Dead Air

Monster Kitten are taking to the skies, their manager having bribed the pilot of an otherwise empty flight to ferry them to the final gig of their tour to allow them to arrive “in style.” An all-female punk four-piece, the internal mutual animosity of the band would make it a flight to remember even if it were not for the unusual cargo.

Music may soothe the savage beast but the aged tape recordings of lullabies heard at the rear of the aeroplane are not in Monster Kitten’s repertoire, and when one of the band heads back in the company of the co-pilot for some unscheduled inflight entertainment the interruption awakens the sleeping inhabitants of the locked crates.

Cute, cuddly and carnivorous, not to mention highly and swiftly infectious, the seven-strong passengers and crew are forced to defend themselves as the fanged furballs armed only with what security would allow them to take on board: their instruments and their talent.

Directed by Geoff Harmer from a script by Peter Hearn, Dead Air is a comedy horror short inspired by such eighties-era fare as Gremlins and Critters as the members of Monster Kitten (drummer Stacy Hart, singer Charlie Bond, bassist Kate Davies-Speak and guitarist Johanna Stanton) make the best of a bad situation.

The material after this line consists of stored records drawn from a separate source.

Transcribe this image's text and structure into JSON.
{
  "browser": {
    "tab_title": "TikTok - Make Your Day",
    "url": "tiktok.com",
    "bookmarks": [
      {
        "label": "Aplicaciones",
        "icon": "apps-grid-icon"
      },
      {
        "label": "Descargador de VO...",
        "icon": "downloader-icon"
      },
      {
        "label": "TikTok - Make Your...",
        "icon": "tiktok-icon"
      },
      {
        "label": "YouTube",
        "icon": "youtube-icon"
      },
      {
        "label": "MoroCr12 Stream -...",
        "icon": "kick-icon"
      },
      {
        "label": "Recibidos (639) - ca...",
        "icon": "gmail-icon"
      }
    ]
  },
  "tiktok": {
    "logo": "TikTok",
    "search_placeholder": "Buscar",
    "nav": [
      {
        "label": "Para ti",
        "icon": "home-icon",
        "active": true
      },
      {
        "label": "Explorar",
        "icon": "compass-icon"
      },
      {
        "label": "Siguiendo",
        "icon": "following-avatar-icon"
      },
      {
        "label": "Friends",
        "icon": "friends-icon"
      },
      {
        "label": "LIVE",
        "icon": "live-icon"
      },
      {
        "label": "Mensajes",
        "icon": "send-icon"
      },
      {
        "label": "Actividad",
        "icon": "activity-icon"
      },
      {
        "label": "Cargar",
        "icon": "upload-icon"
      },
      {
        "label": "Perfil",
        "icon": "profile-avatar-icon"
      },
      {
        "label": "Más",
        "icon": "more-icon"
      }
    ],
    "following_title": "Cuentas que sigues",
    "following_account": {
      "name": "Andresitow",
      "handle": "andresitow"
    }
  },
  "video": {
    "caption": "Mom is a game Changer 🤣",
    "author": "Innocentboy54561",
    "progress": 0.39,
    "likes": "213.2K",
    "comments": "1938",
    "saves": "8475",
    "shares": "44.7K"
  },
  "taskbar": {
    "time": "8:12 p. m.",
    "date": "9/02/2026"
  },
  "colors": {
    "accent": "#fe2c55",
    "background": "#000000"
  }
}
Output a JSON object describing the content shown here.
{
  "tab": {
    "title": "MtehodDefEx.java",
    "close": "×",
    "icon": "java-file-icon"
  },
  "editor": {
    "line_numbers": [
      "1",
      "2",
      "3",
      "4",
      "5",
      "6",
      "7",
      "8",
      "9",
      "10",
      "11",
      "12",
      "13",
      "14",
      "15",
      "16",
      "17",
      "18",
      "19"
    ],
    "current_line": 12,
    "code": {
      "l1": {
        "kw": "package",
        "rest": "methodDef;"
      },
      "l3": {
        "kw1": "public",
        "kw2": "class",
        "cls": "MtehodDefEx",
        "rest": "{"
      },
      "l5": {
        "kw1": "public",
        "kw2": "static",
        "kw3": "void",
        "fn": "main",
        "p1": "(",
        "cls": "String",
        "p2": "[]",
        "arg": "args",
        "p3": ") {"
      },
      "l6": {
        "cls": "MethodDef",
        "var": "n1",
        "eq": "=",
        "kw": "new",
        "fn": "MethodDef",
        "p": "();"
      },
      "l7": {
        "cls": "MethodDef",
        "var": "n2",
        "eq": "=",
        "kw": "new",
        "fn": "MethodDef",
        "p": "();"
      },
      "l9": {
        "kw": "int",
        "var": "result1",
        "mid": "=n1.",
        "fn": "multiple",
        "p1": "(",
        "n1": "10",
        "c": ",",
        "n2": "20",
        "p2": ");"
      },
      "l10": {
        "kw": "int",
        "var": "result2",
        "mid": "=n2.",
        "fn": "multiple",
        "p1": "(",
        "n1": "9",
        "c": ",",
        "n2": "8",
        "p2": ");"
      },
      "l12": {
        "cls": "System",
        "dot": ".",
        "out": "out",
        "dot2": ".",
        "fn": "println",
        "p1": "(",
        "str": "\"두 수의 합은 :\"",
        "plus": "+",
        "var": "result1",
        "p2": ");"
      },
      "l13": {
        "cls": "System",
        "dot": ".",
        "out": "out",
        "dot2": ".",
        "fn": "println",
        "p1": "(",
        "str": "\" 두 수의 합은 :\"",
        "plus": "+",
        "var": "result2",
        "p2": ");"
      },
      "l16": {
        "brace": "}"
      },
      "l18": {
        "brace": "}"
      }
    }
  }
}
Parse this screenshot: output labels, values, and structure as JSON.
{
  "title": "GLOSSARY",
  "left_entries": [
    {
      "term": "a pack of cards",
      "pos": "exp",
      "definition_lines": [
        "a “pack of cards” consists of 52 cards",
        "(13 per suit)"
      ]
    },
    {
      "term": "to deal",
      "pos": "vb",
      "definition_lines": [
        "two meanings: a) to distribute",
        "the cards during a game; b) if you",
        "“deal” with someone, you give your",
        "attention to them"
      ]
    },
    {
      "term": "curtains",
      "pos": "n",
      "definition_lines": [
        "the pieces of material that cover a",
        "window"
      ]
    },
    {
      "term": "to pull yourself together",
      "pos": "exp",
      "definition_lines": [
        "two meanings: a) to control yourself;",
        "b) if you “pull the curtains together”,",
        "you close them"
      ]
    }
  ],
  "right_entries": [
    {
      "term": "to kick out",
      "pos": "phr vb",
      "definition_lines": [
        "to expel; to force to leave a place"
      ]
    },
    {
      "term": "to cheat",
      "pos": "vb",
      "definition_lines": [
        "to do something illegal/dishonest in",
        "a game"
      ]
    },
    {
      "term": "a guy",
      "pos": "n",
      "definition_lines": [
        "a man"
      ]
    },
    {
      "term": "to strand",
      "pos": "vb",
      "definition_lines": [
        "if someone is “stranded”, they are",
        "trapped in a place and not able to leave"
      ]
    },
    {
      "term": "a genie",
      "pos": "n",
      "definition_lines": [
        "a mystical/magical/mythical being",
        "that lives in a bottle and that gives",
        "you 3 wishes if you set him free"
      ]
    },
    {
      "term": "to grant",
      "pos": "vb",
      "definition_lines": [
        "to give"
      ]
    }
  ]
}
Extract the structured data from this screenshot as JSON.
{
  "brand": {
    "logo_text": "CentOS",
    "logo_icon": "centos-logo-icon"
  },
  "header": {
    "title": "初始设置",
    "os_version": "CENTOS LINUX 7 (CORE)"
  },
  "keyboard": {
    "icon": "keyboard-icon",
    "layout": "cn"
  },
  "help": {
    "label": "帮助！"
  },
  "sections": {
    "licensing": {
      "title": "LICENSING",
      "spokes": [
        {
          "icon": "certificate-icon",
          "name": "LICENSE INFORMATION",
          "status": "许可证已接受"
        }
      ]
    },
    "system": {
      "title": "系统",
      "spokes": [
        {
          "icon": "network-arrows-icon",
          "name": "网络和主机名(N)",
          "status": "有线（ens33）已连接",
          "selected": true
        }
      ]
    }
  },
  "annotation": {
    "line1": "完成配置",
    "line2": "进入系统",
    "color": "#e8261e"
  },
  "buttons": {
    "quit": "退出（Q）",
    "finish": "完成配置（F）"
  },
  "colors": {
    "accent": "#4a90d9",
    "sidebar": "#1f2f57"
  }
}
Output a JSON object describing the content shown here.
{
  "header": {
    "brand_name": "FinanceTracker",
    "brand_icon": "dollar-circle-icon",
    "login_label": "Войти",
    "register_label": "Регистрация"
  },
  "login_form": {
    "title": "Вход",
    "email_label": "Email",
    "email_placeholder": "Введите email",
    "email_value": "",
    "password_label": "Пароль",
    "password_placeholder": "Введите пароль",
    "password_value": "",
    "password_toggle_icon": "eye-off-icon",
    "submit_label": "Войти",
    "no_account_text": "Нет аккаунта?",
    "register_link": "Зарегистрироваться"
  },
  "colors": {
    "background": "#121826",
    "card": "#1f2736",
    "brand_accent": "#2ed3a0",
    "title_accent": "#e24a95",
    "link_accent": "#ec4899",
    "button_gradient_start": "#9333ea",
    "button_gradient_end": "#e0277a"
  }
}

The animated titles setting up the action, other than one inexplicable shot the entirety of the action takes place aboard the aeroplane, saving the crowdfunded production value for the puppets and prostheses as the animals escape and the band mutate but the execution fails to take off, the concept of comedy apparently meaning it is not to be taken seriously rather than it is actually funny at any point.

The characters presented as annoying and unprofessional idiots, particularly the flight crew and the band’s tiresome manager (David Schaal, James Hamer-Morton and Dan Palmer), they stumble through the scenes with no clear direction with only Hart’s drummer coming across as competent or capable, and crucially for a short film about a band Dead Air‘s soundtrack is lacklustre, failing to make the necessary impact or provide the desperately needed lift.